England and Holland join American musicians hailing from as close as

Cerritos to as far as Largo, Fla.

“What distinguishes our festival from other similar events is it

is exclusively the American music of this period,” said Connie Baker,

one of the festival’s three directors. “And when you buy a ticket,

you don’t get a seat. What you get is a badge. That badge lets you

into every performance. The audience is totally in charge of what

they want to listen to.”

Special events include a performance titled “Twin Pianos” by

pianists Robbie Rhodes and David Boeddinghaus at 7:30 p.m. today in

the Hilton, a joint show with the High Sierra Jazz Band and Joep

Peeters and His Gumbo Gabbers at 8:45 p.m. Saturday at the Hilton,

and a one-time performance by dancer/entertainer Fayard Nicholas with

Banu Gibson and the New Orleans Hot Jazz at noon Sunday at the

Hilton.

The seven stages of the music smorgasbord will be in the Hilton

Costa Mesa and the Holiday Inn Costa Mesa, which sit across the

street from each other.

Featured musicians include the New Wolverine Jazz Orchestra from

Australia, Peeters from Holland, Gibson from New Orleans and more

than 15 other groups from around the country.

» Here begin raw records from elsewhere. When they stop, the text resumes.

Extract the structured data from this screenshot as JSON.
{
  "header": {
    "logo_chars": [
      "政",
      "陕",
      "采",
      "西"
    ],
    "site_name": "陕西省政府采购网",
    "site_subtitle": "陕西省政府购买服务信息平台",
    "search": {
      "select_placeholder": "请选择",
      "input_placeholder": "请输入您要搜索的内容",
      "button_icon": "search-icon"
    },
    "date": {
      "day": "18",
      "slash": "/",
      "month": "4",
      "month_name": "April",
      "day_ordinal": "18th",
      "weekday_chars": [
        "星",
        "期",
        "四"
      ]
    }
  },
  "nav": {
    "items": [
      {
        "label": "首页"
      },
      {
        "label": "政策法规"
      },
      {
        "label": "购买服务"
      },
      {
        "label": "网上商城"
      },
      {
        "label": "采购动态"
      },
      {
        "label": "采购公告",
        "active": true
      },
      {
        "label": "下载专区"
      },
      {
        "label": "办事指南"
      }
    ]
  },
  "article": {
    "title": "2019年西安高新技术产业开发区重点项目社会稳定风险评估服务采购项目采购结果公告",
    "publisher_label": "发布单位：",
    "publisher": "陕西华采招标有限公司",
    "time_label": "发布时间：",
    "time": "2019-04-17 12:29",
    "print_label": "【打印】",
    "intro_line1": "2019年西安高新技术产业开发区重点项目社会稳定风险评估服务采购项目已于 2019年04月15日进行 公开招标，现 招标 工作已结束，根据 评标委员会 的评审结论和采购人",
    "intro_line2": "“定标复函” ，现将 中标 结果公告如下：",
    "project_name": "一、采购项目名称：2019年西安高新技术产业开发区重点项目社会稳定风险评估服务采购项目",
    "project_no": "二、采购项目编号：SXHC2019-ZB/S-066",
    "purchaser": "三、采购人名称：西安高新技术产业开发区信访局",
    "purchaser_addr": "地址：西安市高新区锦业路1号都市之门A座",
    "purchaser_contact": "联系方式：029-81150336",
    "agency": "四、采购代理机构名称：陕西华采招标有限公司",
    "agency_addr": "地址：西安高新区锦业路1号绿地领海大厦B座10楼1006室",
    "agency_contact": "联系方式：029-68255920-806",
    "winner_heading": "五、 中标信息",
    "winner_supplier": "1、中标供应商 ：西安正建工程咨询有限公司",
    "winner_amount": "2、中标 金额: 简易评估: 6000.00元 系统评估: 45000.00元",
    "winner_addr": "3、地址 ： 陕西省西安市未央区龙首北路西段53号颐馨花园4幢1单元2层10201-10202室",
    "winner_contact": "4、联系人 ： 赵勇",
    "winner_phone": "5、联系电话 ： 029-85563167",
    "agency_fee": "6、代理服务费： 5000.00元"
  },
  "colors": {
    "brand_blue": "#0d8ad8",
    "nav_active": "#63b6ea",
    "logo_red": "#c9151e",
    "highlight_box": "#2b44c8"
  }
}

“We would like to introduce them to the United States’ traditional

jazz audience,” Baker said of the international artists. “The really,

really serious jazz aficionados may already know who they are.”

White characterized the collective mood of the music that will be

performed as “feel-good music.”

“It puts smiles on people’s faces. Everybody seems happy around

this sort of music,” said the 67-year-old clarinetist, whose group

formed in the mid-’80s to pay tribute to Spanier.

For the members of Muggsy Remembered, the festival is a chance for

them to play Spanier’s “Great 16,” a set of 15 titles, and pieces

from their expanded repertoire, in a foreign country with foreign

audiences.

“The fact that there are a lot of bands here means there are a lot

of people,” White said. “And it gives us a chance when we’re not

playing to go around and hear the other guys.”